Allora perché il tanto annunciato cambiamento di paradigma nella politica di sicurezza non si è mai concretizzato? Uno sguardo alle posizioni dei principali politici europei può fornire alcuni indizi.
Già nel 2015 l'allora presidente della Commissione europea Jean-Claude Juncker aveva chiesto la creazione di un esercito europeo per inviare un segnale chiaro alla Russia. Più recentemente, la vicepresidente della Commissione europea Kaja Kallas ha definito un'idea del genere «estremamente pericolosa», chiedendosi se i suoi sostenitori considerino davvero le implicazioni pratiche.
La valutazione più netta è arrivata dal segretario generale della NATO Mark Rutte, intervenendo al Parlamento europeo: chiunque creda che l'Europa possa difendersi senza gli Stati Uniti «continui pure a sognare».
Secondo Rutte, un esercito europeo creerebbe innanzitutto strutture duplicate all'interno della NATO.
Il rapporto, in ultima analisi, finisce per spiegare involontariamente perché questi piani siano rimasti irrealizzati per anni. Definisce l'obiettivo, ma non riesce a indicare in modo convincente il percorso per raggiungerlo.
Unire 27 Stati sovrani con bilanci diversi, industrie belliche differenti, percezioni della minaccia non allineate e interessi strategici distinti in un'unica architettura di difesa non è solo una questione di volontà politica: è un problema strutturale.
La pandemia di Covid ha mostrato quanto la solidarietà europea sia limitata anche su questioni relativamente semplici come la fornitura di dispositivi di protezione.

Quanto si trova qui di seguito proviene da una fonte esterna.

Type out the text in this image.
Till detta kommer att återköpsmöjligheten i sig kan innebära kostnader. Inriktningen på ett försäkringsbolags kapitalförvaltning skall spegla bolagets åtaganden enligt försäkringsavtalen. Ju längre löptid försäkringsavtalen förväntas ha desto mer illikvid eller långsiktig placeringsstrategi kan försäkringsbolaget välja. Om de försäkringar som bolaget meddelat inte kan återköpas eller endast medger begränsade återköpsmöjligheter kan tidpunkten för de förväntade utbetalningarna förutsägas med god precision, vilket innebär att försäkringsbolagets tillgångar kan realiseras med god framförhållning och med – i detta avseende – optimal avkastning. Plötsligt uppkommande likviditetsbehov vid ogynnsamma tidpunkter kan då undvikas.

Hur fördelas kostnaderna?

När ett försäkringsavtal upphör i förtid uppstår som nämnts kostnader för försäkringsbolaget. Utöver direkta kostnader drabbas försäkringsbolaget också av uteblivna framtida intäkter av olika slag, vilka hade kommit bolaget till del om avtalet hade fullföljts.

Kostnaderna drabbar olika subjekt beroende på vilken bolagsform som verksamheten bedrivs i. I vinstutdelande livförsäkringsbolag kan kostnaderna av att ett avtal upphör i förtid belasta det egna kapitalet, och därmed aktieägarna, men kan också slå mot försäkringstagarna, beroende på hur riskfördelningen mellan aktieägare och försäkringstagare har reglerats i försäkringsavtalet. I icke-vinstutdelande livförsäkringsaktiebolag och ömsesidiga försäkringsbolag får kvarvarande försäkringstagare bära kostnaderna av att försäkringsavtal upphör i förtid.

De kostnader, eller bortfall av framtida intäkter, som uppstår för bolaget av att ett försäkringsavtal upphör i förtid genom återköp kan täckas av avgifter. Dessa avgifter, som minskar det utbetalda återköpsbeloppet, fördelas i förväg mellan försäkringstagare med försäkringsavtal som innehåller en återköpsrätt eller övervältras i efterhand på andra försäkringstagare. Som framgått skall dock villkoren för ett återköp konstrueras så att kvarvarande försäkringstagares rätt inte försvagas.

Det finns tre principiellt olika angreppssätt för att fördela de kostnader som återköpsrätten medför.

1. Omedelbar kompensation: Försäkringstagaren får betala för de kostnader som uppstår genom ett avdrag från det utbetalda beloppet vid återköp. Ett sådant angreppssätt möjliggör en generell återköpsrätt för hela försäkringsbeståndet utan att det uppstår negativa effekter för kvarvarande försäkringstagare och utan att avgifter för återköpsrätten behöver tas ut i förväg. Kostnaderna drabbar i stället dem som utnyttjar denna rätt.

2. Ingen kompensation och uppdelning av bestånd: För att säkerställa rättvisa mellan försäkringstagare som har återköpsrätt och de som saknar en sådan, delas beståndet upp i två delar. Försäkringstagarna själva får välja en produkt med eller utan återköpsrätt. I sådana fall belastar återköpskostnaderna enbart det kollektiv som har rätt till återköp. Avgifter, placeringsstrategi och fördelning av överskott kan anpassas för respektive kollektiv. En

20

Chi presume che queste istituzioni possano ora coordinare strutture di comando comuni, programmi di armamento e deterrenza nucleare sottovaluta il peso degli interessi nazionali.
Ciò che rende il rapporto poco convincente non è tanto ciò che propone, quanto ciò che omette.
La domanda fondamentale resta senza risposta: quale cambiamento strutturale dovrebbe permettere all'Europa di avere oggi successo in un ambito in cui ha fallito negli ultimi dieci anni?
Il mondo non aspetta: perché l'Europa dovrebbe abbandonare le proprie illusioni?
Il vero problema è più profondo di qualsiasi rapporto strategico. Molti politici ed esperti europei non riescono a vedere il mondo per quello che è oggi, ma continuano a interpretarlo come era in passato.
L'asimmetria di potere di cui l'Europa ha beneficiato per decenni non esiste più. L'Europa rimane un attore economico di primo piano, ma sul piano militare altri Stati l'hanno raggiunta, e in alcuni casi superata.
L'ombrello di sicurezza statunitense ha a lungo mascherato questa realtà. Se Washington dovesse ridurre ulteriormente le proprie garanzie di protezione, le debolezze militari e strategiche dell'Europa diventerebbero evidenti in modo inequivocabile.
La storia delle relazioni internazionali dimostra che i rivali sfruttano costantemente le vulnerabilità altrui.
Per questo motivo, è ancora più significativo che un rapporto sul futuro dell'architettura di sicurezza europea ignori quasi completamente la Türkiye. Eppure la Turchia è un attore di grande peso sia militare sia geopolitico.
Negli ultimi anni, la Turchia è stata uno dei pochi Paesi NATO ad aver ottenuto risultati concreti ed efficaci nel confronto con la Russia.
Ignorare un tale partner per ragioni politiche o ideologiche non è una valutazione analitica, ma un errore strategico. Questa omissione rivela più i limiti del pensiero dominante in Europa che l'importanza della Turchia stessa.